Investigação em andamento: Esposa de PM é encontrada morta no banheiro de casa

A Polícia Civil de São Paulo investiga a morte de Larissa Cruz Morata, de 29 anos, encontrada sem vida no banheiro da residência onde morava com o marido, em Embu das Artes, na Grande São Paulo. O caso ocorreu na manhã de domingo (6) e chamou a atenção das autoridades pelas circunstâncias encontradas no imóvel. Larissa apresentava um ferimento provocado por disparo de arma de fogo na região da cabeça, enquanto a arma pertencente ao marido, um policial militar identificado como Vinícius, foi localizada sob o corpo. Diante das informações iniciais e da ausência de elementos conclusivos no local, a ocorrência foi registrada como morte suspeita.
Segundo o boletim de ocorrência, equipes da Polícia Militar foram acionadas por volta das 11h para atender à ocorrência. Quando os agentes chegaram à residência, encontraram Larissa caída no banheiro. Uma equipe do Serviço de Atendimento Móvel de Urgência (Samu) também foi chamada e confirmou a morte da jovem. O marido estava no imóvel no momento da chegada dos policiais e apresentou aos agentes uma versão segundo a qual Larissa teria tirado a própria vida. Entretanto, essa hipótese não foi confirmada pelas autoridades durante o atendimento inicial, motivo pelo qual o caso permaneceu sob investigação.
A localização da arma e as condições encontradas na residência passaram a ser analisadas pela perícia. Até o momento, não há conclusão oficial sobre quem efetuou o disparo ou sobre a dinâmica que levou à morte de Larissa. Exames periciais e de balística deverão ajudar os investigadores a esclarecer os principais pontos ainda sem resposta. A Polícia Civil também iniciou a coleta de depoimentos e busca informações que possam contribuir para reconstruir os momentos anteriores à ocorrência. A Secretaria da Segurança Pública informou que todas as circunstâncias da morte estão sendo investigadas.
Enquanto os investigadores trabalham para esclarecer o caso, familiares de Larissa contestam a versão apresentada pelo marido e afirmam acreditar que a jovem possa ter sido vítima de feminicídio. Essa possibilidade, porém, ainda não foi confirmada oficialmente pela polícia. Segundo relatos divulgados por veículos que acompanham o caso, parentes afirmam que Larissa vivia um momento que consideravam positivo e tinha planos para os próximos dias. A família também destacou que ela havia planejado realizar procedimentos estéticos, argumento utilizado pelos parentes para questionar a hipótese apresentada inicialmente.

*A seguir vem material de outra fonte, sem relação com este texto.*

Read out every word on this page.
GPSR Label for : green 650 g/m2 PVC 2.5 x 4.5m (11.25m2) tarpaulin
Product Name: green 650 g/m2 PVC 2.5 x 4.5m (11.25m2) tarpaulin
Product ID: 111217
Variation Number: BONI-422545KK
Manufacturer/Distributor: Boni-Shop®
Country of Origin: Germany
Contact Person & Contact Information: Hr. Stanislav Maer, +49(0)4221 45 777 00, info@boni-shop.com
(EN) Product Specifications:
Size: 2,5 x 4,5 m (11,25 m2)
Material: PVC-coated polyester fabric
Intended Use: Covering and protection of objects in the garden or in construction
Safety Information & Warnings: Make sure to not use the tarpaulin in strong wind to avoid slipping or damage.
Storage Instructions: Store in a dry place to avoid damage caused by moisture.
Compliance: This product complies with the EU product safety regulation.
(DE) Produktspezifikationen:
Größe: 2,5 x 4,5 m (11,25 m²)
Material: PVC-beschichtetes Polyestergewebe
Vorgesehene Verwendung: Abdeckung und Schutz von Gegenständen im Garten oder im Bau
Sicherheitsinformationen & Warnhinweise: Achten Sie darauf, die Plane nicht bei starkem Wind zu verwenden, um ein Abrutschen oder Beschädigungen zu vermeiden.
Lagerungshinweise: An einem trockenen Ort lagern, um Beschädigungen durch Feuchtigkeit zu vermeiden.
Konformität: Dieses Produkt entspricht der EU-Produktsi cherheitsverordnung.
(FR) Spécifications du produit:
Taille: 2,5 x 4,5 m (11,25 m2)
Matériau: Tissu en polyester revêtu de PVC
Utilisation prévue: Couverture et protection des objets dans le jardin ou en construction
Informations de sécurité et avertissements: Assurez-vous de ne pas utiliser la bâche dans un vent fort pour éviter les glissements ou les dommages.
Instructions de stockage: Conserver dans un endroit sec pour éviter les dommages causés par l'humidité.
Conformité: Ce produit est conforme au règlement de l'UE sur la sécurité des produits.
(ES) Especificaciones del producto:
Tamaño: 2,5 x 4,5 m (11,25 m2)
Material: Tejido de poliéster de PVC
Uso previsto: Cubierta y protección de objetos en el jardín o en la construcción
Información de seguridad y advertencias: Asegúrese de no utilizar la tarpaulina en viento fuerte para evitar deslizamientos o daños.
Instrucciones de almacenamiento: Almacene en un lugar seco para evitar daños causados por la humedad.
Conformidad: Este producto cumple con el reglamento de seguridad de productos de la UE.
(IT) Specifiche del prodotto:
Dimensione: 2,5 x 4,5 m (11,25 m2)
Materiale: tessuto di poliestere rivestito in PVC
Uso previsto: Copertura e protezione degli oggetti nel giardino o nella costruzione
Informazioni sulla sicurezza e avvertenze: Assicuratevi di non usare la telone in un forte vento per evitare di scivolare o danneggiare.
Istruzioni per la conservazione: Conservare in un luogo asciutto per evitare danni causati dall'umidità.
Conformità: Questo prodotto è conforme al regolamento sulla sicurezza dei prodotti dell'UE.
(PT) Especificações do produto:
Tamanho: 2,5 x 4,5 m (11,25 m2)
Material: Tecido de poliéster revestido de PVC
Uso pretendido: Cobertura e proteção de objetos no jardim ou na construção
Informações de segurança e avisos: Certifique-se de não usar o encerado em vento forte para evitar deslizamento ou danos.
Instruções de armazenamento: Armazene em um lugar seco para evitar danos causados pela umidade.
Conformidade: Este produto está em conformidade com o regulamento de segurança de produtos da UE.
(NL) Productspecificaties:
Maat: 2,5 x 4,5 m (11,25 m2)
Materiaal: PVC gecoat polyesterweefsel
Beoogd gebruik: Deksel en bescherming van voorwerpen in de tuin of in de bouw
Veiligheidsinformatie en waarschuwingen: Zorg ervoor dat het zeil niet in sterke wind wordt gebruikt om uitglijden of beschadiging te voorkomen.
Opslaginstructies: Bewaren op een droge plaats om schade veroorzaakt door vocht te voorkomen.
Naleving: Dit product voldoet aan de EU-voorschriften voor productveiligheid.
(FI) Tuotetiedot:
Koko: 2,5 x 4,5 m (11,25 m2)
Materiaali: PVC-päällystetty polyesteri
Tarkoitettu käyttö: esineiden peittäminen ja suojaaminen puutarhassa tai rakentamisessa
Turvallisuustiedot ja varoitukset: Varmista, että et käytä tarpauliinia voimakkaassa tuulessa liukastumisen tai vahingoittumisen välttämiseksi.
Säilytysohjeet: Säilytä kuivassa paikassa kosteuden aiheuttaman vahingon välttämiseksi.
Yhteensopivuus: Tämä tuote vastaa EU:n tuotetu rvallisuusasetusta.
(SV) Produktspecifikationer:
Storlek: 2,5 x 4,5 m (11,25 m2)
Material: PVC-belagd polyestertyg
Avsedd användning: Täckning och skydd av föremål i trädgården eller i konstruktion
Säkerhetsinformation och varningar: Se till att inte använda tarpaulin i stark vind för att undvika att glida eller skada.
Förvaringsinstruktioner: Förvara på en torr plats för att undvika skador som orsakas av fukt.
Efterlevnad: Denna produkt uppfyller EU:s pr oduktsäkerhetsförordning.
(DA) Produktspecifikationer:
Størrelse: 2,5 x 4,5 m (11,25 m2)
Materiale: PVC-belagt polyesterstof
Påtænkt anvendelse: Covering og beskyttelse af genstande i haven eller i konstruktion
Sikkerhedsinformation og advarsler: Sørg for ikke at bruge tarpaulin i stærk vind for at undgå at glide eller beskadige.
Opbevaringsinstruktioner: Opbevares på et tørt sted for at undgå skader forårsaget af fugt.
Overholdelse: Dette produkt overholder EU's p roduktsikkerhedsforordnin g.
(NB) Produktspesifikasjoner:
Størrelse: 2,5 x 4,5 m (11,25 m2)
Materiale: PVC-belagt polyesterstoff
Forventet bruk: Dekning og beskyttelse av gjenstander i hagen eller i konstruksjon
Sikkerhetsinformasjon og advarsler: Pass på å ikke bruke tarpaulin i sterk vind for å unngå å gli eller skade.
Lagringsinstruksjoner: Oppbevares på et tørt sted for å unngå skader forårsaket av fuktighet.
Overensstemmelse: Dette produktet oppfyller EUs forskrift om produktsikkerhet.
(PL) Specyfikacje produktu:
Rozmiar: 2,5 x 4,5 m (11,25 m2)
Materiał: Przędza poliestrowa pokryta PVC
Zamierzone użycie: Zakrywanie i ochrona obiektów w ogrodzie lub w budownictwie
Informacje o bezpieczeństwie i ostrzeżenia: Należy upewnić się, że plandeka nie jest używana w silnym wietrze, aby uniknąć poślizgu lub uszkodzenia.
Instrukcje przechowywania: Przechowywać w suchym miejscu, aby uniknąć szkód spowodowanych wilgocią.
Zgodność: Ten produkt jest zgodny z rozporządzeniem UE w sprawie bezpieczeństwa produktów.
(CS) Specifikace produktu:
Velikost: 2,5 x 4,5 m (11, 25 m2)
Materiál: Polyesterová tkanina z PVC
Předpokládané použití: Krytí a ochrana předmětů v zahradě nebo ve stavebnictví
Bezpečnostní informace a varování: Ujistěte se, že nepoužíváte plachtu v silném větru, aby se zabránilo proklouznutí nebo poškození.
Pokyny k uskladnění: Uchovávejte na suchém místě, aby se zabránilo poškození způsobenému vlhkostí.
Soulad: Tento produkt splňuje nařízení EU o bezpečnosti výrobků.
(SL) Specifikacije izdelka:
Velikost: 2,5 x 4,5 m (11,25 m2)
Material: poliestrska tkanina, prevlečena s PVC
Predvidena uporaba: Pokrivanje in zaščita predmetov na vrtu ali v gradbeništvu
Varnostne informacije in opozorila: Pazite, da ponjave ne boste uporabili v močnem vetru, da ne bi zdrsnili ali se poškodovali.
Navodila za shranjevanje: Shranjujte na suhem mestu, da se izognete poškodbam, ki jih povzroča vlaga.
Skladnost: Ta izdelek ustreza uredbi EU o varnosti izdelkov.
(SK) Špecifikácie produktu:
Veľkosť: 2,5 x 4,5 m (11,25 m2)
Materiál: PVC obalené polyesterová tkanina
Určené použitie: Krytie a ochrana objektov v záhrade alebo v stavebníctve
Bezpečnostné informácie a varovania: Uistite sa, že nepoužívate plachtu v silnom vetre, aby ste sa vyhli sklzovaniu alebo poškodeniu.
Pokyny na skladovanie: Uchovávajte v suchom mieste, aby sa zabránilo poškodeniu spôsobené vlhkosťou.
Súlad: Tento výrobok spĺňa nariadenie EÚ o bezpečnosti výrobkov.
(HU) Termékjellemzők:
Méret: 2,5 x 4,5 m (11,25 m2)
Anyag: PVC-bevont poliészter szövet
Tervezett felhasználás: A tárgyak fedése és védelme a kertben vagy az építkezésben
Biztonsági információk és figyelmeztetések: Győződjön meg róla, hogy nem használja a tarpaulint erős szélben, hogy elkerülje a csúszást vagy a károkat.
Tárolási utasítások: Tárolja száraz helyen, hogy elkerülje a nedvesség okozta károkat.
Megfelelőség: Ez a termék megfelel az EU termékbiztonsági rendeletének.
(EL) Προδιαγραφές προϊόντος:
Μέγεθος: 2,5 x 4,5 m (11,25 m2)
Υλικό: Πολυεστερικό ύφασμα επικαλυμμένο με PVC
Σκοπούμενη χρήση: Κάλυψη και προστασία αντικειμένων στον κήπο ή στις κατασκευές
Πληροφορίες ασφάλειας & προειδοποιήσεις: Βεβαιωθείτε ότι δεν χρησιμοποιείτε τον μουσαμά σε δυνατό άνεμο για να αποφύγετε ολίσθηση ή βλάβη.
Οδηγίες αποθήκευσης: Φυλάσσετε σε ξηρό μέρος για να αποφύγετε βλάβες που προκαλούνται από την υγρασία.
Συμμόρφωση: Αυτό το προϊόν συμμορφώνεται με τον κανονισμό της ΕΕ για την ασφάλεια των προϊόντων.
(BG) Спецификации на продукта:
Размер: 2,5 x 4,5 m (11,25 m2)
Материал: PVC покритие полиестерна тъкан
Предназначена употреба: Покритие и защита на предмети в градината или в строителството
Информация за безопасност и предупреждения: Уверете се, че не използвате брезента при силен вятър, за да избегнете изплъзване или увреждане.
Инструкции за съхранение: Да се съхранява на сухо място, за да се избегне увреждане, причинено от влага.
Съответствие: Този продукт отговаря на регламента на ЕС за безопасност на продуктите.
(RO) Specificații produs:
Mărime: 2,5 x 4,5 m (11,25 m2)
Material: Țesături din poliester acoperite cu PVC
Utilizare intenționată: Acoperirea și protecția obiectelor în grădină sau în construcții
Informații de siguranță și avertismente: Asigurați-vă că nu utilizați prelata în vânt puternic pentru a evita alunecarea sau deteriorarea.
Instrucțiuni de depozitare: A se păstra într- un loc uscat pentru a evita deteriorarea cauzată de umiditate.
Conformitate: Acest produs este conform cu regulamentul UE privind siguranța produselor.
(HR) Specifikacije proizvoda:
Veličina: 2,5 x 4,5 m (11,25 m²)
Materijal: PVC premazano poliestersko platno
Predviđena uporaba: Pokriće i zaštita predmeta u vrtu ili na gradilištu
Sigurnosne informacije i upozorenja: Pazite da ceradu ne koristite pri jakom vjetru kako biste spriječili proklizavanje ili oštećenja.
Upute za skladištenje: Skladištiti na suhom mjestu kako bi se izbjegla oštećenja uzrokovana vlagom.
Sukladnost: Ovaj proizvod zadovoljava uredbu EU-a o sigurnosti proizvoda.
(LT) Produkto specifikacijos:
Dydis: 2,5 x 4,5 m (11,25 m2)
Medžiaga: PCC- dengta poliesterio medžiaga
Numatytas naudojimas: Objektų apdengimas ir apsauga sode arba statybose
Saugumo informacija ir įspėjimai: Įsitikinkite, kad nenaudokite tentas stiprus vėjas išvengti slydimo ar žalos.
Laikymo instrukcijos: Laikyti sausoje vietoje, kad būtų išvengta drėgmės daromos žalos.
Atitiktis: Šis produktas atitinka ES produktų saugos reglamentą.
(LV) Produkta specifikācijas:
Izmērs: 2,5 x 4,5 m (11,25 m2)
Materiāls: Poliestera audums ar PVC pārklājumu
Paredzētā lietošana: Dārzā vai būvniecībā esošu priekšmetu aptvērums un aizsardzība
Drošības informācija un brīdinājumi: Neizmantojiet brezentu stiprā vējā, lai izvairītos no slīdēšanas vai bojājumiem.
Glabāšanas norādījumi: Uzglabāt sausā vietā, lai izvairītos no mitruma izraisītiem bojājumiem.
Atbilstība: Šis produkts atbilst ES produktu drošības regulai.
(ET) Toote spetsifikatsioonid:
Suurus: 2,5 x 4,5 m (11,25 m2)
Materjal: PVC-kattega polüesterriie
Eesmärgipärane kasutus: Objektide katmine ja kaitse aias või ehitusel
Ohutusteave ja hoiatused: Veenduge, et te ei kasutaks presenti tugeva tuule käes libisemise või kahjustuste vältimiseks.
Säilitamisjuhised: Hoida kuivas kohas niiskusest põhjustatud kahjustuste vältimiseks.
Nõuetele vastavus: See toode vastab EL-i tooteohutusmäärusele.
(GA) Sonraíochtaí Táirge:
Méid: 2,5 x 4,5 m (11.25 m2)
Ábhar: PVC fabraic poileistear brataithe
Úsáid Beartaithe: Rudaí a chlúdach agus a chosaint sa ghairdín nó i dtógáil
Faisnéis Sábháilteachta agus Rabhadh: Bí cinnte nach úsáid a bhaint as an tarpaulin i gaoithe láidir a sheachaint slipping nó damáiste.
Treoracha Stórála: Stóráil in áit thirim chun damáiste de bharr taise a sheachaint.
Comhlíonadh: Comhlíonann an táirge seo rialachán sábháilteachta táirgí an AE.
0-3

Outro elemento considerado relevante pelos investigadores é o relato de uma testemunha ligada ao policial militar. Segundo informações divulgadas sobre o caso, a irmã de Vinícius esteve na residência algumas horas antes da morte e teria presenciado uma discussão entre o casal. Ainda conforme o depoimento, os dois teriam conversado sobre a possibilidade de encerramento do relacionamento. O relato passou a integrar a apuração e poderá ajudar a estabelecer uma sequência dos acontecimentos anteriores ao disparo. O casal havia se mudado para o imóvel havia menos de um mês, de acordo com informações divulgadas pela imprensa.
A Polícia Civil também procura imagens de câmeras de segurança que possam ajudar a esclarecer a movimentação no imóvel e nas proximidades durante o período que antecedeu a ocorrência. O marido prestou depoimento, enquanto outras testemunhas deverão ser ouvidas ao longo da investigação. A expectativa é que os laudos produzidos pela perícia tenham papel importante para determinar a dinâmica da morte, especialmente diante da necessidade de verificar se o disparo foi efetuado pela própria vítima ou por uma terceira pessoa. Até que esses elementos sejam analisados, nenhuma das hipóteses pode ser tratada como conclusão definitiva.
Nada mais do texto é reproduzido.